Lire le chapitre 1: Deadline Day Rescue

Le téléphone vibra contre la paume moite de James Okafor, un bourdonnement insistant qui semblait vouloir percer le brouillard de sa gueule de bois. Il n’avait pas bu. Mais il avait passé trois heures à déconstruire un modèle de flux d’attente pour un club de Championship qui n’avait ni les moyens ni la patience de le comprendre. Puis, l’appel.

« James ? C’est Margaret. Le registre est gelé. On a un prêt de dernière minute qui expire dans quatre-vingt-dix minutes. Le président veut ta signature. Maintenant. »

Il était déjà debout, enfilant une veste malgré la chaleur insupportable de septembre. Il avait signé pour ça. Pour le chaos. Pour être celui qui trie les données et trouve la faille lumineuse dans la nuit des chiffres.

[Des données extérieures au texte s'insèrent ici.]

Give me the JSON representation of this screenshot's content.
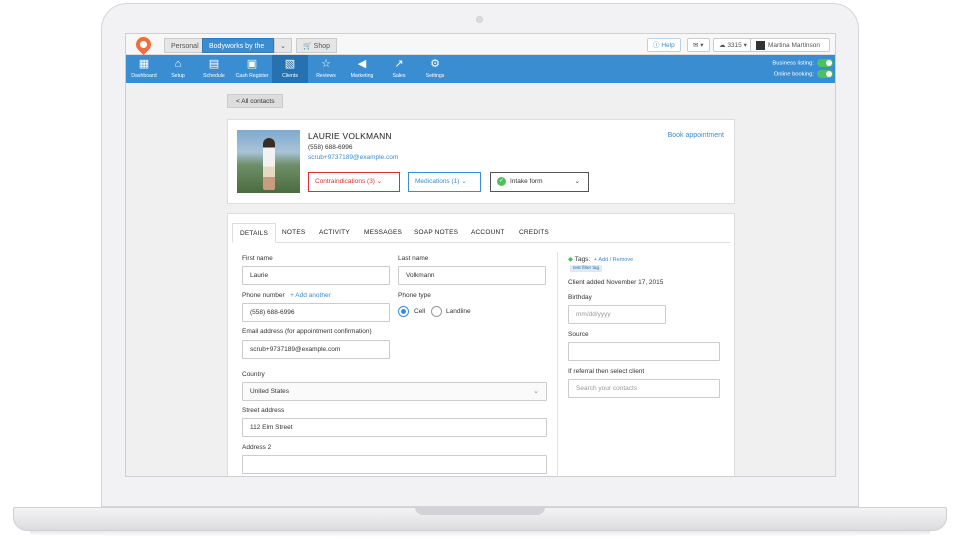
{
  "topbar": {
    "tabs": [
      "Personal",
      "Bodyworks by the Bay",
      "Shop"
    ],
    "help": "Help",
    "count": "3315",
    "user": "Martina Martinson"
  },
  "nav": {
    "items": [
      {
        "label": "Dashboard",
        "icon": "dashboard-icon"
      },
      {
        "label": "Setup",
        "icon": "setup-icon"
      },
      {
        "label": "Schedule",
        "icon": "calendar-icon"
      },
      {
        "label": "Cash Register",
        "icon": "register-icon"
      },
      {
        "label": "Clients",
        "icon": "clients-icon"
      },
      {
        "label": "Reviews",
        "icon": "star-icon"
      },
      {
        "label": "Marketing",
        "icon": "megaphone-icon"
      },
      {
        "label": "Sales",
        "icon": "chart-icon"
      },
      {
        "label": "Settings",
        "icon": "gear-icon"
      }
    ],
    "active_index": 4,
    "business_listing": "Business listing:",
    "online_booking": "Online booking:"
  },
  "back_label": "< All contacts",
  "client": {
    "name": "LAURIE VOLKMANN",
    "phone": "(558) 688-6996",
    "email": "scrub+9737189@example.com",
    "book": "Book appointment",
    "contraindications": "Contraindications (3)",
    "medications": "Medications (1)",
    "intake": "Intake form"
  },
  "tabs": [
    "DETAILS",
    "NOTES",
    "ACTIVITY",
    "MESSAGES",
    "SOAP NOTES",
    "ACCOUNT",
    "CREDITS"
  ],
  "form": {
    "first_name_label": "First name",
    "first_name": "Laurie",
    "last_name_label": "Last name",
    "last_name": "Volkmann",
    "phone_label": "Phone number",
    "add_another": "+ Add another",
    "phone": "(558) 688-6996",
    "phone_type_label": "Phone type",
    "cell": "Cell",
    "landline": "Landline",
    "email_label": "Email address (for appointment confirmation)",
    "email": "scrub+9737189@example.com",
    "country_label": "Country",
    "country": "United States",
    "street_label": "Street address",
    "street": "112 Elm Street",
    "address2_label": "Address 2"
  },
  "side": {
    "tags_label": "Tags:",
    "add_remove": "Add / Remove",
    "tag": "test filter tag",
    "client_added": "Client added November 17, 2015",
    "birthday_label": "Birthday",
    "birthday_placeholder": "mm/dd/yyyy",
    "source_label": "Source",
    "referral_label": "If referral then select client",
    "search_placeholder": "Search your contacts"
  },
  "colors": {
    "brand": "#3a8dd1",
    "alert": "#d9322e",
    "success": "#4cc25b",
    "logo": "#f26c3d"
  }
}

Le stade de Bramfield Lane se dressait au-dessus de la ville, un château de briques rouges fatigué mais encore fier. Le gardien, un type d’une cinquantaine d’années nommé Reggie, le reconnut et lui ouvrit la grille principale avec un hochement de tête grave.

« Ils vous attendent au troisième, M. Okafor. Y a de l’orage dans l’air. »

L’orage, James le sentit dès qu’il ouvrit la porte de la salle de réunion vitrée. Le président, un homme massif nommé Gerald Whitney, arpentait la pièce comme un ours en cage, sa cravate défaite. À côté de lui, l’entraîneur-chef, Paulo Santos, était assis, bras croisés, une veine gonflée sur la tempe. Margaret Cross, la secrétaire de direction, se tenait près du projecteur, une liasse de documents à la main.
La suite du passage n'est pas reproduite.